Where myself and some others who've seen Martyrs differ is that I never felt that Laugier's script was talking down to me, slapping my better judgment with pretentious bullshit. The IMDB.com message boards are loaded with commenters violently angry at this film, either labeling it "pure garbage" or that p-word again. Opinions are like the assholes who sign online just to comment negatively on something to start a message board pissing contest, of course, so I can't totally knock those folks. Completely disagree with them, though, is something I can do at will. Martyrs deserves respect and admiration off of sheer ballsiness alone, not to mention topical originality and visual panache.
Pascal Laugier
Some have argued that the characters in Martyrs are quite underdeveloped. Facet-less pawns in Laugier's game of sick chess. If any scene in the film counters this point with conviction it's Anna's attack on the unsuspecting family's quiet house. The insanely-massive shotgun blasts aren't shown in slow-motion; they're presented in real time, dropping the audience right headsmack into the scene with little set-up. That's exactly the degree of immediacy that Laugier, in my opinion, is trying to convey with the film as a whole. Putting us uncomfortably in the moment, so that we're susceptible to whatever he throws our way. A few flashbacks into Lucie's pre-teen captivity stint are intertwined, but even those are quick and unflinching. Also important, since these flashbacks explain everything about Lucie's present-day state that we need to know. And isn't that what character development is supposed to do?
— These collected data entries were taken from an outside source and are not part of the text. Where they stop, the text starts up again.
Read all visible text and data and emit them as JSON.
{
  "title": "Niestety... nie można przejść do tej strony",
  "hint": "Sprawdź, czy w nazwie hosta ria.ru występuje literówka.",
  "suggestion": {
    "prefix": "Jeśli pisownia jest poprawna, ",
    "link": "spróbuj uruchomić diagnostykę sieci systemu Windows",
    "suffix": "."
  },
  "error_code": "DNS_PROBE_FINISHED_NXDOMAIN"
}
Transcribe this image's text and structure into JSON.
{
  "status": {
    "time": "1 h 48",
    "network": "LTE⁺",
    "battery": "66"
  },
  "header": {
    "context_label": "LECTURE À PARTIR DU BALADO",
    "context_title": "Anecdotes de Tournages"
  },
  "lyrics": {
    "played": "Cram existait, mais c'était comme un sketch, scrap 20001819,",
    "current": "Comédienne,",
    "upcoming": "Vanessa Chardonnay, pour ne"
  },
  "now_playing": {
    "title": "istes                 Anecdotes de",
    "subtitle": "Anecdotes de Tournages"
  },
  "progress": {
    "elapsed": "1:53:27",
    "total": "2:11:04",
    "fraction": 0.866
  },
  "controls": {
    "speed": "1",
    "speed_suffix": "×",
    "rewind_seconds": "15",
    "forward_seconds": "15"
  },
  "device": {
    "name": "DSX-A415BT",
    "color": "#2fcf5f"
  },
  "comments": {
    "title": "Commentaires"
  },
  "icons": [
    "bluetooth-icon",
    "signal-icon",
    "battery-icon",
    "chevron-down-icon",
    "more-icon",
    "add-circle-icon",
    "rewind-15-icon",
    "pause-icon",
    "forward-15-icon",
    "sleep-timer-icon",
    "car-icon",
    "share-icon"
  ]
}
The first time I watched it, Martyrs fucked with my head something proper. When I thought the story was heading in one direction, Laugier's script gave me the head-fake and headed for an uncontested touchdown. Confidently zigged when I expected it to conventionally zag. There's a plot turn signaled by Anna (played by exceptional actress Morjana Alaoui), who, by the way, is gorgeous in a total Dania-Ramirez-lookalike way) and a bathroom mirror that a million guesses never would've predicted. Later, as one character is repeatedly beaten down to a bruised, catatonic pulp, a line of any-other-filmmaker-would-stop-this-brutality-right-now is crossed and left in mushroom clouds of dust. By the time we're presented with a lightshow no doubt inspired by Stanley Kubrick's 2001: A Space Odyssey, Martyrs pushes itself beyond simple "horror." I won't say that it becomes an example of brilliant art, but the film does qualify for deserved post-viewing intellectual deliberation. The final scene is one of the more awesomely inconclusive things I've seen in I-don't-know-how-long.
Whether anybody pulls their trigger and seeks Martyrs out or not, I really can't concern myself with, or stress. It just pains me when people's only exposure to what horror films can truly accomplish is limited to that holding-your-hand-in-anxiety reaction their significant other emits while seated in a dark theater watching The Haunting in Connecticut. Give foreign genre films the likes of Martyrs a fair shot and you'll see just how thought-provoking and fearless this type of filmmaking can get, if created with no corporate interference and by skilled hands.